Syniverse service provider discloses a security breach, threat actors have had access to its databases since 2016 and gained some customers’ credentials.
Syniverse is a global company that provides technology and business services for a number of telecommunications companies as well as a variety of other multinational enterprises. The company is a privileged target for threat actors that could hit the firm to access their customers’ information.
Syniverse provides text messaging routing services to hundreds of mobile operators, including AT&T, T-Mobile, Verizon, Telefonica, China Mobile, and Vodafone. It also offered services to tech giants and major financial institutions.
Syniverse discloses a security breach, threat actors have had access to its databases since 2016. According to Motherboard that first reported the news potentially millions of cellphone users worldwide were impacted.

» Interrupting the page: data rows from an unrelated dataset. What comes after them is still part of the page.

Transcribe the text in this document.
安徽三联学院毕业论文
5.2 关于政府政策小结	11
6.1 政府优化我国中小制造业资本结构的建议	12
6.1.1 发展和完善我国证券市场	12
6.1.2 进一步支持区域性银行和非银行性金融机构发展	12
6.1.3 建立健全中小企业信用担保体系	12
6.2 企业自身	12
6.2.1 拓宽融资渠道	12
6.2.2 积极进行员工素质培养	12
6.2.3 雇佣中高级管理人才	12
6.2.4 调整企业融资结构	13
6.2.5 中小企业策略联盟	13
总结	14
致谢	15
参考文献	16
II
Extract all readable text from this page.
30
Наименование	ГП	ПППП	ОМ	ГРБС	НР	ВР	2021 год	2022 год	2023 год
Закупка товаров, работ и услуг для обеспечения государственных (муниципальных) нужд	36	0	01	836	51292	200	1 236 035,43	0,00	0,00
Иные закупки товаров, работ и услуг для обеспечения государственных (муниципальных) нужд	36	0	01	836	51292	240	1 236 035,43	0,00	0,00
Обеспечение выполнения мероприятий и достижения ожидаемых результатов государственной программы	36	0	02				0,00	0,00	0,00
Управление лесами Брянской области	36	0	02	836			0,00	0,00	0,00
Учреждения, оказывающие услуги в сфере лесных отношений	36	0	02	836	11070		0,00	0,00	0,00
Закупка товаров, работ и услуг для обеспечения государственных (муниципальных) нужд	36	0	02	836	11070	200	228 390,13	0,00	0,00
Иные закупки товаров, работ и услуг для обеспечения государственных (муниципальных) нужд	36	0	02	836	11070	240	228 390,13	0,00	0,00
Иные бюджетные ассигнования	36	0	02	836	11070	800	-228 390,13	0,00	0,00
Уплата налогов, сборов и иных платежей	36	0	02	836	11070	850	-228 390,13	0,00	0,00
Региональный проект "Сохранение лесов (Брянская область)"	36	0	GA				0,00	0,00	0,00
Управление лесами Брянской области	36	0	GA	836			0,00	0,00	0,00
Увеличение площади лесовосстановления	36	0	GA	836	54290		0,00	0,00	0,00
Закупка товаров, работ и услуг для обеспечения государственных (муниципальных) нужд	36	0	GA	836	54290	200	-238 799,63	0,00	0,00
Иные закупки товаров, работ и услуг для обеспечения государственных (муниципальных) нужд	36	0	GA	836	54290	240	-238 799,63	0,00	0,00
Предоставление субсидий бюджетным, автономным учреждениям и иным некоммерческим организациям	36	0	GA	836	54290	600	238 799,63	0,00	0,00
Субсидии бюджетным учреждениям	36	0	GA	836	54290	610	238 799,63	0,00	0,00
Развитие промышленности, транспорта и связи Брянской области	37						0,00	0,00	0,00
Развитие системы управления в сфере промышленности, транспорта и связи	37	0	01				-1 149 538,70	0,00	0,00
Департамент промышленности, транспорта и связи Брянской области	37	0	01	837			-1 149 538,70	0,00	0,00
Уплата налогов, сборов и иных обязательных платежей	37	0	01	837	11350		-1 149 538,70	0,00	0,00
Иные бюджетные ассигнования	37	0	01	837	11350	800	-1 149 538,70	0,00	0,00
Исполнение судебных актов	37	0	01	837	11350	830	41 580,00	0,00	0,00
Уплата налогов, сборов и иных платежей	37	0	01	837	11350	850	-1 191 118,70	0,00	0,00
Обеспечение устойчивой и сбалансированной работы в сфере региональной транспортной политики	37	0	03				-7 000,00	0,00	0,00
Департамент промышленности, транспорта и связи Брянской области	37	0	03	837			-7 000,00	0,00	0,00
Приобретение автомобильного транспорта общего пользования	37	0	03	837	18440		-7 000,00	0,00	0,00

“A company …. disclosed that hackers were inside its systems for years, impacting more than 200 of its clients and potentially millions of cellphone users worldwide.” states Motherboard. “The company, Syniverse, revealed in a filing dated September 27 with the U.S. Security and Exchange Commission that an unknown “individual or organization gained unauthorized access to databases within its network on several occasions, and that login information allowing access to or from its Electronic Data Transfer (EDT) environment was compromised for approximately 235 of its customers.”
In a filing with the U.S. Securities and Exchange Commission (SEC) the company states that an unauthorized party accessed on several occasions databases on its network. The security breach was only discovered May 2021 five years after the alleged first intrusion. The company has launched an internal investigation to determine the extent of the security breach.
“The results of the investigation revealed that the unauthorized access began in May 2016. Syniverse’s investigation revealed that the individual or organization gained unauthorized access to databases within its network on several occasions, and that login information allowing access to or from its Electronic Data Transfer (“EDT”) environment was compromised for approximately 235 of its customers.” states the SEC filing.
According to the company, threat actors compromised login credentials for approximately 235 of its customers. In response to the incident, Syniverse notified EDT customers and reset/ inactivated their credentials.
Five years is a long period and the fact that threat actors operated to remain under the radar suggests they were involved in a long-running cyberespionage operation.
“Syniverse did not observe any evidence of intent to disrupt its operations or those of its customers and there was no attempt to monetize the unauthorized activity. Syniverse did not experience and does not anticipate that these events will have any material impact on its day-to-day operations or services or its ability to access or process data.” continues the filing.
In My Humble Opinion, the security breach could be part of a cyberespionage campaign orchestrated by a nation-state actor.
“The information flowing through Syniverse’s systems is espionage gold,” Sen. Ron Wyden told Motherboard in an emailed statement. “That this breach went undiscovered for five years raises serious questions about Syniverse’s cybersecurity practices. The FCC needs to get to the bottom of what happened, determine whether Syniverse’s cybersecurity practices were negligent, identify whether Syniverse’s competitors have experienced similar breaches, and then set mandatory cybersecurity standards for this industry.”